This isn’t really a paranormal story, but it does explore the mysteries of the human brain. It’s always been amazing to me how someone can get a concussion or awaken from a coma and have some newly-acquired and amazing ability. It makes one wonder if talent is innate in all of us, just waiting to be unlocked. And if those of us who can’t play a certain instrument should just bang on our heads until we can?
A man who suffered concussion after diving into a shallow pool has made a seemingly improbable discovery: it made him a musical genius.
Derek Amato, from Denver, Colorado, is just one of 30 people in the entire world suffering from Acquired Savant Syndrome, where people display profound abilities after suffering head trauma.
After years of failed jobs and homelessness, the 40-year-old is now enjoying a career in music and can play eight instruments – despite never having a lesson in his life.
He has now recounted the startling moment he felt drawn to a friend’s piano after the October 2006 accident and immediately began playing.
‘It was one of those moments when you just knew,’ he told Matt Lauer on the Today show. ‘It was just drawing me to it.’
Amato, who can not read music, explained that he knew what to play as he could see black and white squares in his head that triggered his fingers to move.
‘That’s my notation,’ he said. ‘When those black and white squares are going, that’s what my hands do. I’m convinced it’s all for a reason and it’s my job to do it right.’
Amato, who is recording his second album, plays eight instruments he could not play before, as well as brushing up on his guitar skills, which he described as being a ‘2.5 out of 10’ before the accident.
In October 2006, he was partying with friends when he jumped into the pool and hit his head. ‘I remember the panic set in that I knew I hurt myself,’ he said. ‘I knew it was something bad.’
In a post for the Wisconsin Medical Society, he added: ‘As I dove into the swimming pool, I remember coming up out of the water complaining that my ears were bleeding.’
‘As I looked to my friends for explanation, I recall their lips moving but without sound. As I touched my ears to check for bleeding, I realised there was no blood, and I couldn’t hear anything at all.’
After collapsing, Amato was rushed to hospital and diagnosed with a serious concussion. Doctors also found he had a permanent 35 per cent loss of hearing, as well as memory loss.

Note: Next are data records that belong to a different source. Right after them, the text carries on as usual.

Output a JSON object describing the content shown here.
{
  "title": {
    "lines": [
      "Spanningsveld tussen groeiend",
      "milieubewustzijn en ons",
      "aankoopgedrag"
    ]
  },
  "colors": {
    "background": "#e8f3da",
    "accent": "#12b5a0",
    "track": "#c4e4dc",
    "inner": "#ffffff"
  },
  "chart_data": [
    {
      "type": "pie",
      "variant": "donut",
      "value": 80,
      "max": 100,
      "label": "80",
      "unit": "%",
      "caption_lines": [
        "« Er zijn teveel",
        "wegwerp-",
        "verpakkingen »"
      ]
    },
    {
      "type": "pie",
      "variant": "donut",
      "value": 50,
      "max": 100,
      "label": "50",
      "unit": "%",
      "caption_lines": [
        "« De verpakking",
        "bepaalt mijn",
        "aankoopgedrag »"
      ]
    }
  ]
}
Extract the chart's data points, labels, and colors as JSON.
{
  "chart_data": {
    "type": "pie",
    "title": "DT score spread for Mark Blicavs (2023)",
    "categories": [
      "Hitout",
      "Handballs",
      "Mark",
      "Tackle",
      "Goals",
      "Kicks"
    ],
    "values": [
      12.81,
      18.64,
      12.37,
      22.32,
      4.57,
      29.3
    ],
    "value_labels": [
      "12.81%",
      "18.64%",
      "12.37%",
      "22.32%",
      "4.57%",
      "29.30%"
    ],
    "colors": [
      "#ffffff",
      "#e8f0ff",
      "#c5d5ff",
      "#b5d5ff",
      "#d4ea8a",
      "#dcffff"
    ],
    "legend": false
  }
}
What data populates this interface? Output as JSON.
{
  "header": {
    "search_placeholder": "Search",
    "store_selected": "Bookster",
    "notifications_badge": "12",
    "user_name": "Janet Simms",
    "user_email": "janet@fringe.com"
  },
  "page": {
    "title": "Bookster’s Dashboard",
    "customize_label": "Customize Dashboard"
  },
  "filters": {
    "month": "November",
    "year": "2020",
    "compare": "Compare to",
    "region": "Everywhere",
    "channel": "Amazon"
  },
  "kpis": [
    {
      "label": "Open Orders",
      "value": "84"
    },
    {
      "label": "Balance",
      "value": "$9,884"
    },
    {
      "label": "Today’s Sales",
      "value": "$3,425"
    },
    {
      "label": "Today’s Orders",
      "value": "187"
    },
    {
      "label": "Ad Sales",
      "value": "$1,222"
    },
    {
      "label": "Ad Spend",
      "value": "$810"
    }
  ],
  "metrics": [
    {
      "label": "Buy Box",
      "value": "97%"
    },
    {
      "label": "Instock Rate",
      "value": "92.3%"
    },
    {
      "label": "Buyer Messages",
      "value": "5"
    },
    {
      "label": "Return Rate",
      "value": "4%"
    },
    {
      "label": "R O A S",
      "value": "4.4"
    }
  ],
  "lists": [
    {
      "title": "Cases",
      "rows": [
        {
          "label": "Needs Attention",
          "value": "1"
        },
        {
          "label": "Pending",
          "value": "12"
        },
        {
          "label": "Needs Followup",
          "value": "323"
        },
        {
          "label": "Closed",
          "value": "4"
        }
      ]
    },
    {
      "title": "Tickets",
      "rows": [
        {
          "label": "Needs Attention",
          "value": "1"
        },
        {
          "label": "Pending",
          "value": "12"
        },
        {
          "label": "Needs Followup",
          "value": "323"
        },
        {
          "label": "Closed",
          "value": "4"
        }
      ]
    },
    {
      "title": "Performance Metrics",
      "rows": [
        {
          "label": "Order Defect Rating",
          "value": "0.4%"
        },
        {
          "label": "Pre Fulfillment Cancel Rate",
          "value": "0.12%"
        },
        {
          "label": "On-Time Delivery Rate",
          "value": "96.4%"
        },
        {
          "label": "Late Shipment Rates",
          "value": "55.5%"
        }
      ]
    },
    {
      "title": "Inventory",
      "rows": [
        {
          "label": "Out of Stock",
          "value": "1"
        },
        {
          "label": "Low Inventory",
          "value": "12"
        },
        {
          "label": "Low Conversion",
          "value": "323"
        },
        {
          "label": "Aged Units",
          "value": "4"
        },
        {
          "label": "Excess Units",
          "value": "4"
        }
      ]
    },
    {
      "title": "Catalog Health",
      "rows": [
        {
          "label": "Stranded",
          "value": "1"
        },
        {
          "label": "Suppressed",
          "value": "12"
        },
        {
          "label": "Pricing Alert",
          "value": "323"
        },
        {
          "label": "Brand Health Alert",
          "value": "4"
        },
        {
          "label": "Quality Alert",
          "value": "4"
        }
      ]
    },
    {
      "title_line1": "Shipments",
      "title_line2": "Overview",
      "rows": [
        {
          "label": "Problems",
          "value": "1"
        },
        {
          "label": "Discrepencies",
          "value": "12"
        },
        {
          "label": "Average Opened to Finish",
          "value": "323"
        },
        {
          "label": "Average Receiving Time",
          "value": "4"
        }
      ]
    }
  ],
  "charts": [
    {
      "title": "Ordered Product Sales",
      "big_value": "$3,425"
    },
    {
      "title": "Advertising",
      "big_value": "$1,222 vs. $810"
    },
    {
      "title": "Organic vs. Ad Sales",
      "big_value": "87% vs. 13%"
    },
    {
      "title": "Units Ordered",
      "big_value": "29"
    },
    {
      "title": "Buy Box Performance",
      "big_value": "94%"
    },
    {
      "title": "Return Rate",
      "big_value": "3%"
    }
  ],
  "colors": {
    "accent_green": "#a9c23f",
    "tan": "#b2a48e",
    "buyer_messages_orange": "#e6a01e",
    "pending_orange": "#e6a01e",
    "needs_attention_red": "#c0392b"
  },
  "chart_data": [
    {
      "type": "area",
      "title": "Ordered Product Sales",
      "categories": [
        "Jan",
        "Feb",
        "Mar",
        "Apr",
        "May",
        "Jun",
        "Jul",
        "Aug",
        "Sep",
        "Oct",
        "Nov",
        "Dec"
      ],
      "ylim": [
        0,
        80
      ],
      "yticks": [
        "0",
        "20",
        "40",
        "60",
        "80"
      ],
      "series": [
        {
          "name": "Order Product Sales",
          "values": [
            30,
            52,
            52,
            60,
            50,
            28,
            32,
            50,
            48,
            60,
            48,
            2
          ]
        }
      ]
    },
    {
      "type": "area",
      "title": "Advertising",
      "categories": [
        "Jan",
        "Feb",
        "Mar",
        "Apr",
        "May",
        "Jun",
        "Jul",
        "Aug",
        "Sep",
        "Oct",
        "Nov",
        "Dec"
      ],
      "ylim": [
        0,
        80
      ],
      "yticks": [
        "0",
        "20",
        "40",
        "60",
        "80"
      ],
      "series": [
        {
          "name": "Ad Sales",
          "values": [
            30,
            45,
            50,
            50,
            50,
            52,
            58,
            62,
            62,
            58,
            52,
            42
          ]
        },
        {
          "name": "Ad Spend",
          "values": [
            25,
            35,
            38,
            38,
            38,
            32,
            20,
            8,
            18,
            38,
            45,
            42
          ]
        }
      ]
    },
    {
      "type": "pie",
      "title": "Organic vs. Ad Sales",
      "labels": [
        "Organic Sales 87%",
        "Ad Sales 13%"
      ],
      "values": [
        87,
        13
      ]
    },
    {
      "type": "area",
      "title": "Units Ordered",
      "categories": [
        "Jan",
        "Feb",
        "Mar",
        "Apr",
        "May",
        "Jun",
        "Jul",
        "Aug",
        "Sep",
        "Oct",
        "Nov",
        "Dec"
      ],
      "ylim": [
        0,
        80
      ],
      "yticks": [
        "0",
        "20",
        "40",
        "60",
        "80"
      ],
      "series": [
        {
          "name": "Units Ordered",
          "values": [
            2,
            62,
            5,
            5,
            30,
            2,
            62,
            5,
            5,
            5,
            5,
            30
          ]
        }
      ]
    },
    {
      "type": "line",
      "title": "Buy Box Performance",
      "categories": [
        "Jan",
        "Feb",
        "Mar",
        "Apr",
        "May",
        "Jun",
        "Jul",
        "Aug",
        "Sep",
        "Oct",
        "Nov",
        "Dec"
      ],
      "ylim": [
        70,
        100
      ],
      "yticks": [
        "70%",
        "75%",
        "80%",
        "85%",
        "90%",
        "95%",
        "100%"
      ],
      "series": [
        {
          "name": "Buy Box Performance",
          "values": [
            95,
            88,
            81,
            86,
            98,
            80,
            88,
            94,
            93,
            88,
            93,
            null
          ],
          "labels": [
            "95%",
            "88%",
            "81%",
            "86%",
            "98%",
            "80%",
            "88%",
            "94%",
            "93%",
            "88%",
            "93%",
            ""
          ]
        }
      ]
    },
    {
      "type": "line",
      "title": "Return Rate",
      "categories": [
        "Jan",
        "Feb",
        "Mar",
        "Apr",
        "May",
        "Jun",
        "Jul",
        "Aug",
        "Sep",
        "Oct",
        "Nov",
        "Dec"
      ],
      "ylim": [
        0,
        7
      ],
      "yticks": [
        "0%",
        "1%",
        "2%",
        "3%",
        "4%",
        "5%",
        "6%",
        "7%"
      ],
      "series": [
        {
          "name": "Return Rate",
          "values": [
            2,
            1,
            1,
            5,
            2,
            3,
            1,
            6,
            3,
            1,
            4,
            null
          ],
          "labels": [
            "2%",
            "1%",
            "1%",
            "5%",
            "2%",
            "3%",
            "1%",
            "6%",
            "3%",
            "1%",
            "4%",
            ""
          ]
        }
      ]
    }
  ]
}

But, Amato told the Today show, this is a small price to pay for what he can do now. ‘The headaches and the loss of hearing are the price tag for this gift,’ he said. ‘I’d like it to stay.’
It comes as a godsend for the father who had worked a string of jobs – from public relations, karate teaching, sales and baseball coaching – without ever knowing what he wanted to do.
In 2002, he became homeless after losing everything on a business investment, he wrote on his blog. ‘I was sleeping in my car at rest stops for 3 months while looking for a job,’ he wrote.
He got back on his feet after finding a job with the U.S. postal service before the accident.
He added on his blog: ‘Upon being diagnosed with acquired musical savant syndrome and Synesteshia, this condition and miraculous discovery would now make me one in seven billion, and the only medically documented case of this particular nature on the planet!’
Dr Andrew Reeves, who examined him, said the accident had altered his brain.
‘The kind of acquired savant syndrom he has is first off quite rare and secondly very unique in the sense of music, visual and motor abilities,’ he told NBC.
Savantism expert Darold Treffert, M.D. defines the condition as ‘previously non-disabled persons who after some injury or disease begin to demonstrate some, until then, dormant savant characteristics and capacities’.
He notes cases where people began showing artistic, musical or mathematical abilities after an accident.
Another example is Alonzo Clemes, whose verbal and cognitive abilities stopped developing at the age of three due to a head injury, but who could put together animal sculptures in minutes.
Of course, the skeptic in me always has my bullshit detector going, and something about this story does smell fishy to me, and it’s something people also bring up in the comments of the original story: is this guy just a frustrated and unsuccessful musician trying to find his way into the mainstream? I suppose it’s just as possible as damaging your brain just enough where you become a musical genius. Perhaps more so.